As always I retain the right to change my mind.

June 8, 2010

meeting today

by jhon baker

I’ve a noon-ish meeting today that will accomplish everything it needs to accomplish. I still don’t feel like attending. It is raining outside and it started right after I awoke, had it began a few minutes earlier I would still be asleep but this is not the stars alignment this morning. As it is I’ve been awake for nearly two hours and have done little more than stare at the bedroom ceiling and the blank composition screen on the iMac.
plans for today had included mowing the lawn and the whacking of weeds with a freshly repaired week whacker, (I enjoy large engine repair but loathe small engine repair, I was tempted to replace it with a better machine.) this is now postponed until tomorrow when the sun will be shining and the air will be thick with new mosquitoes.

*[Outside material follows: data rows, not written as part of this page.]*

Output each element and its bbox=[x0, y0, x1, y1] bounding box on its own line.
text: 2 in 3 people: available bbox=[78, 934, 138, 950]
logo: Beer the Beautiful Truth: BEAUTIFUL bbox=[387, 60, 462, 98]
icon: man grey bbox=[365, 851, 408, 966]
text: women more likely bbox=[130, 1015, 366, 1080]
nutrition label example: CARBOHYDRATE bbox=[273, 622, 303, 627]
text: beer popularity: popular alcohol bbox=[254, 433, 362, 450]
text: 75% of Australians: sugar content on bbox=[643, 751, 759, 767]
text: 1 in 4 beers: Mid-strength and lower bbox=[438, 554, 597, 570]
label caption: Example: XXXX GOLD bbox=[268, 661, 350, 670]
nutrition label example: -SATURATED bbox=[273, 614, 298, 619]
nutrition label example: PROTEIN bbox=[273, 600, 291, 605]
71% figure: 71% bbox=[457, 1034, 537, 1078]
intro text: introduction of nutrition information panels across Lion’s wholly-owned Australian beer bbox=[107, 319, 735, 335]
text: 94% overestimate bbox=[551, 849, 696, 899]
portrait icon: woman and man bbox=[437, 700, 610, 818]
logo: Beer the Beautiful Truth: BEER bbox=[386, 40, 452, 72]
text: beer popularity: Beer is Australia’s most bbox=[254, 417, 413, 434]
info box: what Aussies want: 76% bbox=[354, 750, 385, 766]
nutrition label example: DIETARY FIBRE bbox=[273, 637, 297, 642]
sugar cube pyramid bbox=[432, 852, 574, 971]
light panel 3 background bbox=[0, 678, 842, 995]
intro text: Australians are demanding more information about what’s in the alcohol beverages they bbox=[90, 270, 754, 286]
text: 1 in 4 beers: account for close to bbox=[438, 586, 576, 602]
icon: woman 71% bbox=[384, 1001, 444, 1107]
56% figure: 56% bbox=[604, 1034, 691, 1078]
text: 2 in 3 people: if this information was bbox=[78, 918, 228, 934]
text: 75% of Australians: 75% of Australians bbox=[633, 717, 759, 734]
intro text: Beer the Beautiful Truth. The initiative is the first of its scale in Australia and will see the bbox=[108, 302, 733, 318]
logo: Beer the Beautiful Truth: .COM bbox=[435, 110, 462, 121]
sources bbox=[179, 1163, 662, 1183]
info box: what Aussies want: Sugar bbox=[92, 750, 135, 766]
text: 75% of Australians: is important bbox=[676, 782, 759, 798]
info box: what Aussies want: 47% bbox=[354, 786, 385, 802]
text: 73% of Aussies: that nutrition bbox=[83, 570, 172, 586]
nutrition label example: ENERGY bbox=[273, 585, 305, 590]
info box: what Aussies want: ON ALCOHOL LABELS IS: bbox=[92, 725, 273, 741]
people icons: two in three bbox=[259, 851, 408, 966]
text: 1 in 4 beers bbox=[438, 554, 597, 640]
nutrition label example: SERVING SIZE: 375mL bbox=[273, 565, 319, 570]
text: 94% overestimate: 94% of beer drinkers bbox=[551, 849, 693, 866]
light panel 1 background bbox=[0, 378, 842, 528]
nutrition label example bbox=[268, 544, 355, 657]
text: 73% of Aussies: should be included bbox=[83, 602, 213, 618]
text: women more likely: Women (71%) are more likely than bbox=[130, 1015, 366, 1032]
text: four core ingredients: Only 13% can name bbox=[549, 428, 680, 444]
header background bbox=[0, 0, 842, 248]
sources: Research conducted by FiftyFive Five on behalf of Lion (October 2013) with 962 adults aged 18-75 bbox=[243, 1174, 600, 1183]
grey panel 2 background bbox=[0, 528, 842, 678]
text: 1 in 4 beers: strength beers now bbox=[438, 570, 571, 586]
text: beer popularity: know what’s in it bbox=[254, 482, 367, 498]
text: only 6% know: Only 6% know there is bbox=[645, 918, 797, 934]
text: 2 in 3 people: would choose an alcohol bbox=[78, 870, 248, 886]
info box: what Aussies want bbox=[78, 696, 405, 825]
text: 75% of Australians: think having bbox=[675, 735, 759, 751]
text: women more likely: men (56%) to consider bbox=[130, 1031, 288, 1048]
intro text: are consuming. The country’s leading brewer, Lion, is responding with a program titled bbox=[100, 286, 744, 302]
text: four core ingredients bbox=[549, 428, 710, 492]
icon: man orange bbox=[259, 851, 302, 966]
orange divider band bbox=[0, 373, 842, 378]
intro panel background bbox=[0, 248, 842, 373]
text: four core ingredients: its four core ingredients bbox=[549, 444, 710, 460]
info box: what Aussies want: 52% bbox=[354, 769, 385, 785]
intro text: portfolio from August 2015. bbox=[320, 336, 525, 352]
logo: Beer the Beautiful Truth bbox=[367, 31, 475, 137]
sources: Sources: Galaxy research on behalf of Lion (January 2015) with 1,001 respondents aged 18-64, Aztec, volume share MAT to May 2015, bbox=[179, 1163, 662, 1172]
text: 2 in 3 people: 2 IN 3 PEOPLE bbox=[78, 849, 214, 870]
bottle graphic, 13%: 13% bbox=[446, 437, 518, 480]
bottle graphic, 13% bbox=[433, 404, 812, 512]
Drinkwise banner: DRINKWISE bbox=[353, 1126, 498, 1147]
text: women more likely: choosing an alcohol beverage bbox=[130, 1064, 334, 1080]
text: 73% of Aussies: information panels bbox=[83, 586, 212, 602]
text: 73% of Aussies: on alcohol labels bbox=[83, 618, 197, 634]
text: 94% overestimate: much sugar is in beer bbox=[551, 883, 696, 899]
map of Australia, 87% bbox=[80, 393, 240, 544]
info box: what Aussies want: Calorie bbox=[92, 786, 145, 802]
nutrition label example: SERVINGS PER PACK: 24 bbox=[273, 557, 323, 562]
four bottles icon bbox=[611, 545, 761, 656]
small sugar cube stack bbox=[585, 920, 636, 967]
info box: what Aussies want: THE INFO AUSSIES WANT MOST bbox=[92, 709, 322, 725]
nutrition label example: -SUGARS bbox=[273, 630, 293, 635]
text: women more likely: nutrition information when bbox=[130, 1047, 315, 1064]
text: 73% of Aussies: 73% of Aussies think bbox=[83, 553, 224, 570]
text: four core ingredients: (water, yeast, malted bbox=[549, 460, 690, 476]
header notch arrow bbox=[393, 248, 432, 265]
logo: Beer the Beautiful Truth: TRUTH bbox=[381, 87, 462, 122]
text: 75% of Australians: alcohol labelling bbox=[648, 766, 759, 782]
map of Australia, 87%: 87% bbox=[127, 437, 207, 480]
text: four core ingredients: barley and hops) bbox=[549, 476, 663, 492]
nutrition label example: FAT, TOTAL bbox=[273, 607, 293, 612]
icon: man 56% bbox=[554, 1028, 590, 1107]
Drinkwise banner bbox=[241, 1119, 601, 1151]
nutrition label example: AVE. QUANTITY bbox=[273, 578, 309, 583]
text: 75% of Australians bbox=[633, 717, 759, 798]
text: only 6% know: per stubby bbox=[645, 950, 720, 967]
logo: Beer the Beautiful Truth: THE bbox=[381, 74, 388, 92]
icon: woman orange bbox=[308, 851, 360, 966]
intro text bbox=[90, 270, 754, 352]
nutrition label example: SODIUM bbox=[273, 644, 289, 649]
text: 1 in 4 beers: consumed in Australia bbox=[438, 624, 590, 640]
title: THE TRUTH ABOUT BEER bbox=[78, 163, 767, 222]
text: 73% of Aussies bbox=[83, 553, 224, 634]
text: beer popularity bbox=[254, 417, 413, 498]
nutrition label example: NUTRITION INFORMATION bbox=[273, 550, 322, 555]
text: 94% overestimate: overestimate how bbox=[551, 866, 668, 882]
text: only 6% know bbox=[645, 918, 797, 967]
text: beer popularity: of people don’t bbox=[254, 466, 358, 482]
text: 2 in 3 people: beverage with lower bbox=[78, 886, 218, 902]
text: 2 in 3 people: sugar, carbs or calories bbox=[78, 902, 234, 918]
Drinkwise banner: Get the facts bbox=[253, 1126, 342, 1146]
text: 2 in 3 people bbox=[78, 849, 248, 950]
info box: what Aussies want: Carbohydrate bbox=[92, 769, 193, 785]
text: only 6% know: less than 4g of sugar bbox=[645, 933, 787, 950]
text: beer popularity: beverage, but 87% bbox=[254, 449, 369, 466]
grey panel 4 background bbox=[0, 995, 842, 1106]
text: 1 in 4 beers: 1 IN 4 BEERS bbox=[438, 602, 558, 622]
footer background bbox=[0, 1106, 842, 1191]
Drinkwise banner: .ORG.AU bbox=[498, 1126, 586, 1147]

I found this poem in a publication from ten years ago, I had forgotten that I published anything then. I was sure that I was still wearing sunglasses indoors and angst painted on my boots, but apparently while searching my old pen name I came across about 40 published works – most of them are terrible and this one had a little revision but it very well may be kept. I’ve had this experience so often and it remains true to many stages of my life.

hospital room

Hospital room
3 a.m.
can’t tell if I’m awake
or asleep.
Two clicks to on and
I watch the talking head
No sound,
blurry and can’t
Seem to locate my glasses.
So it goes ‘click’
and off.

I press the call button
3 or 4 times
and the R.N. opens the door
I tell him that I just wanted
Someone to chat with until
I got sleepy but said nothing
And never got sleepy.

 – Hoc Scripsi

I’ve been writing poetry most of my life and all of my adult life but I failed to see it more than a small thing for many many years. It took not writing anything other than haiku poems for awhile and a life altering event to awaken the urgency of poetry to me. Now I regard this as my calling, I am a poet and there is nothing more important to a society as that. I long to be assassinated for fear of my influence – to me, assassination spells success even though they are 3 syllables different in length.

June 6, 2010

is seven am to early to drink?

by jhon baker

tempted this morning to put Kahlua in my coffee for no reason other than the taste or change of pace.
Our life is not a movie but there is still sex on page sixty.
I stretched and kneaded yesterdays post into a sort of poem thing so that will amend. It’s not very good or is it? I can never tell when they are still so new. (this is not begging for praise though I am not above that.)
at whole foods yesterday I satiated my taste for chocolate covered espresso beans and my six year old wanted to see me indulge again this morning (a young voyeur). While this is not Kahlua or vodka it will certainly get me going as I am no longer satiate in regard to these.

 completely unrelated but I really liked this photograph.

The Buddha resides in my front garden, never complaining when people honk their horns or smoke cigarettes too close to his kata scarf.